An important part of the context is that we know Ben is a people pleaser, a ‘Yes’ guy. So I intend to steer clear of external referencing factors in the process, relying on Ben’s internal processing and personal cognitive journey to help him master his change for success.
For the first line of enquiry, the starting point would be a scaling exercise, following the coaching methods that grew out of the work of Insoo Kim Berg and Steve de Shazer who developed the Solution Focus Therapy models.
In ‘scaling’ we help the client to provide a measure of their performance between a suboptimal norm of 1 and exceptional performance of 10. Once the client has decided on their current score we then have many types of levers to pull to elicit positive and solution orientated strategies.
For instance, if the client says ‘I am at a 4’ we can explore what’s making the client a 4 now, and not a 3. We can then invoke exceptional periods in the last few days, weeks or months, and see how high the rating goes. Again we can elicit the behaviours and strategies that led to those exceptions. All these ‘assets’ can be leveraged to enable Ben more optimal choices for the future.

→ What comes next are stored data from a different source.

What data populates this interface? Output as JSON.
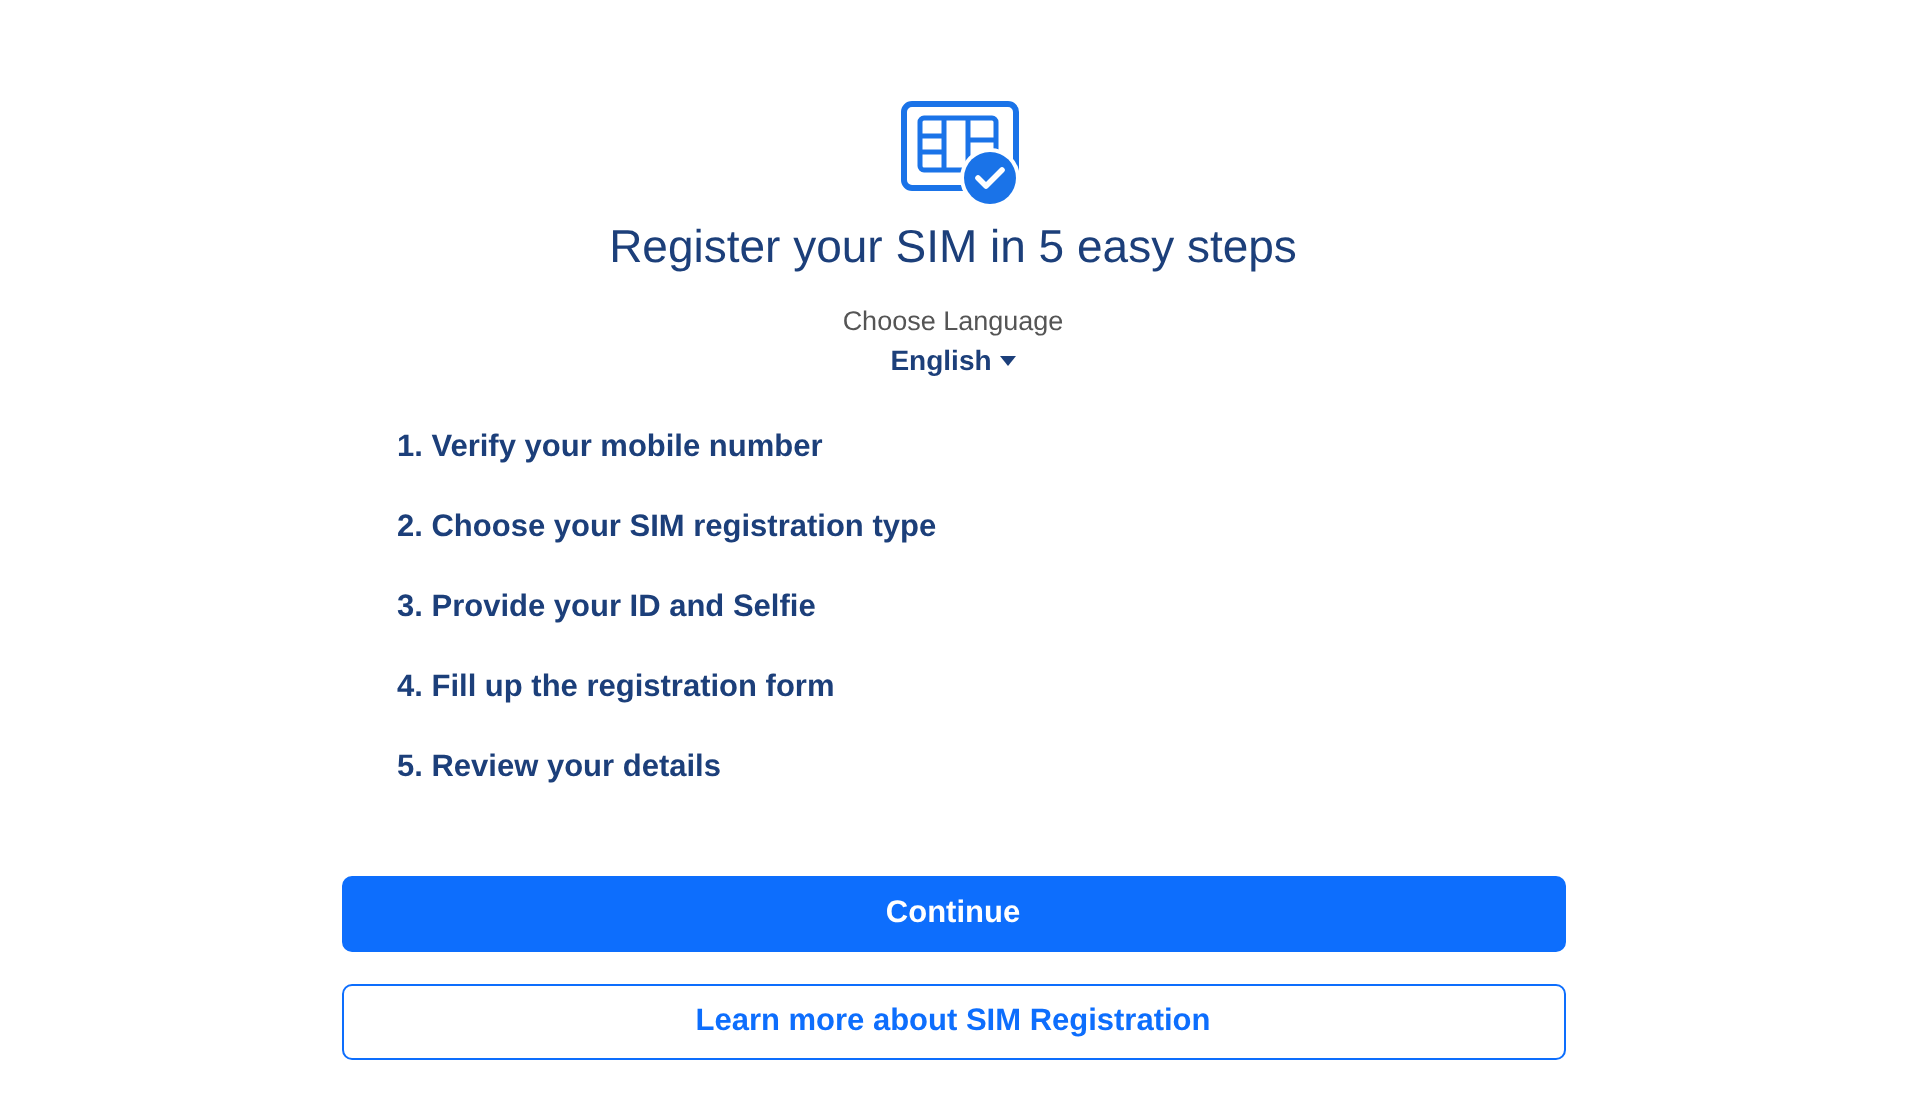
{
  "title": "Register your SIM in 5 easy steps",
  "language": {
    "label": "Choose Language",
    "value": "English"
  },
  "steps": [
    "1. Verify your mobile number",
    "2. Choose your SIM registration type",
    "3. Provide your ID and Selfie",
    "4. Fill up the registration form",
    "5. Review your details"
  ],
  "buttons": [
    {
      "label": "Continue",
      "kind": "primary"
    },
    {
      "label": "Learn more about SIM Registration",
      "kind": "outline"
    }
  ]
}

My focus and intention here is to keep him in a positive and productive mental state throughout the process and, furthermore, help him develop his self-awareness, and his capacity and resilience for self-management and change.
The second line of enquiry will evolve around the NLP presupposition: ‘People are doing the best they can with all the resources they have’ – or, folks don’t intentionally screw up!
I am keen to help Ben build a relationship with the positive intentions of the ‘errant’ behaviours. There are often two distinct outcomes discovered through creating this curiosity for Ben, and their combined impact can create the motivational charge and e-motion to move towards change.
- This approach can help Ben build a far more positive, caring and respectful relationship with his shadow side, helping him to adapt into his future more effectively.
- The cognitive disturbance, created by noticing there is a positive intention for self-destructive behaviours, opens the options for using new and more effective strategies and behaviours to achieve the same outcomes.
(See the work of Dr Paul Brown and Dr Virginia Brown in ‘Neuropsychology for Coaches: Understanding the Basics’, Open University Press, 2012)
Through exploring the positive intents and deeper purpose for poor choices, responses and behaviours, the client, in the midst of the turmoil and turbulence, can often discover a totally new relationship with themselves and their shadow side. They can start to appreciate, even love, the darker and more wayward parts of their being and identity. This building of a positive relationship is a fascinating subject in its own right and perhaps hides one of homo sapiens’ true powers: the sense of self.
Human beings have a number of rare distinctions, perhaps ‘super powers’: a sense of self, behavioural choice and another is reflection. My suggestion is that Ben needs to become fully aware of these extraordinary capabilities and lean into them with conviction, thoughtfulness and choice.